Vista la sua attenzione in ordine all’attività di tutela dell’ambiente, di cui la ringrazio, tra il personale di PG di cui si avvale rientra anche personale del Corpo Forestale regionale? Nelle altre regioni dove c’è il Corpo forestale dello Stato diverse procure si avvalgono della competenza e della professionalità del Corpo forestale regionale? Visto che la Sicilia è una regione autonoma e dispone…

FRANCESCO PAOLO GIORDANO, Procuratore di Siracusa. Certo, ho capito perfettamente.

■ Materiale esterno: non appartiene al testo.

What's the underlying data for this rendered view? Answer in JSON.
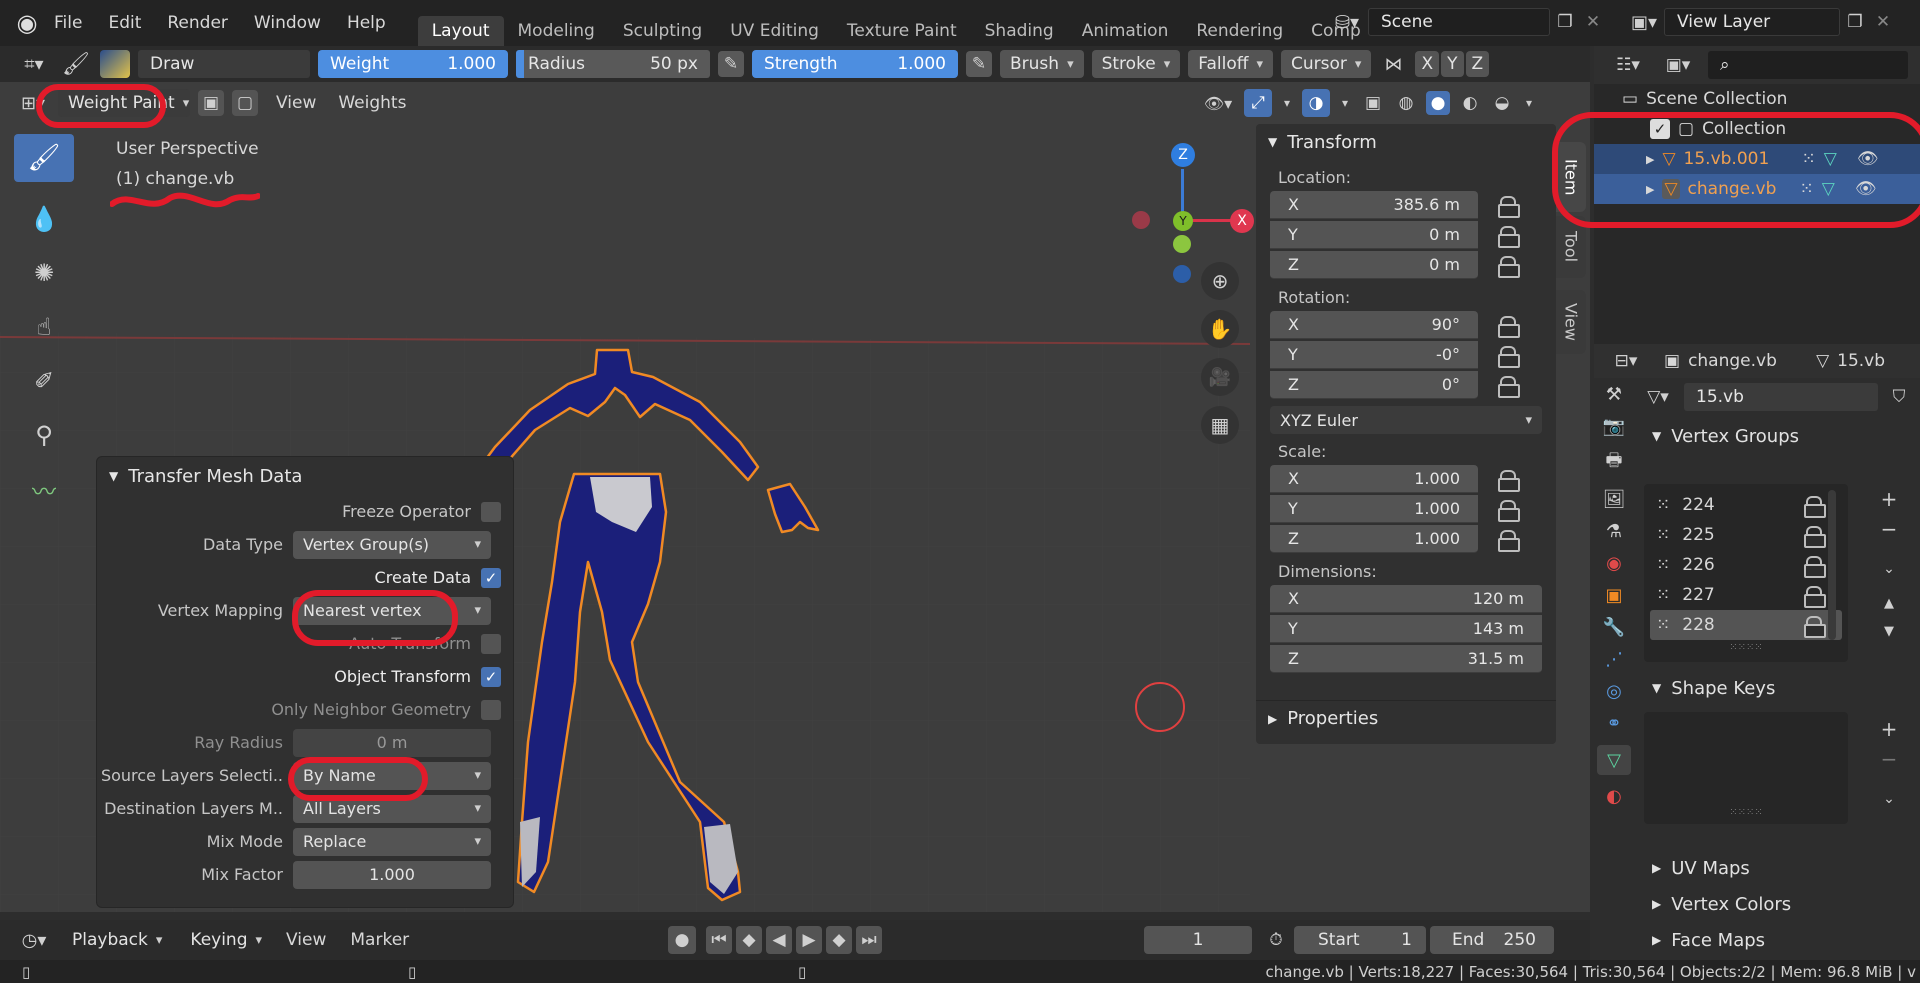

PAOLO ARRIGONI. L’ultima domanda è questa: ancorché bassa la raccolta differenziata nei vari comuni della provincia, anche il prefetto che l’ha preceduta non ci ha saputo rispondere, ma quel poco di raccolta differenziata prodotto nei vari comuni (in quello di Noto si arriva al 30 per cento) lei sa che fine faccia oppure finisce nella stessa discarica di Grotte San Giorgio? PRESIDENTE. Se non ci sono altri interventi, mi associo ai miei colleghi e vorrei sapere quanti articoli 260 ci sono.

FRANCESCO PAOLO GIORDANO, Procuratore di Siracusa. Il 260 è di competenza della DDA.

PRESIDENTE. Sì, se ne abbia notizia e che rapporti abbiate con la DDA, se ci sia collaborazione. La qualità dell’aria riguarda solo Siracusa città oppure tutto il SIN e soprattutto che ipotesi di reato state perseguendo?

Per quanto riguarda le ceneri di pirite vorrei entrare nel merito della ditta che sta facendo i lavori, perché si è fermata, c’è un contenzioso che verte sul considerare quei rifiuti pericolosi o non pericolosi, se siate a conoscenza della discarica sequestrata negli anni ‘90 di Bommiscuro a Noto, che continua comunque a inquinare e di cui non è stata avviata la bonifica.

Per quanto riguarda la rada di Augusta so che c’era un progetto dell’ex ICRAM e poi c’è stato un ricorso al TAR che ha dichiarato questo progetto non idoneo. Vorrei sapere se ci sia un nuovo progetto.

Sempre sulla pirite vorrei chiedervi informazioni per quanto riguarda i due campi sportivi di Priolo, uno bonificato e uno no, e quello di Augusta. Sulla depurazione delle acque c’è una sentenza della Corte di giustizia europea e sono arrivate denunce dal Movimento 5 Stelle, quindi vorrei sapere se la vostra procura sia a conoscenza di queste denunce per quanto riguarda la mancata depurazione delle acque. Gli argomenti sono tanti.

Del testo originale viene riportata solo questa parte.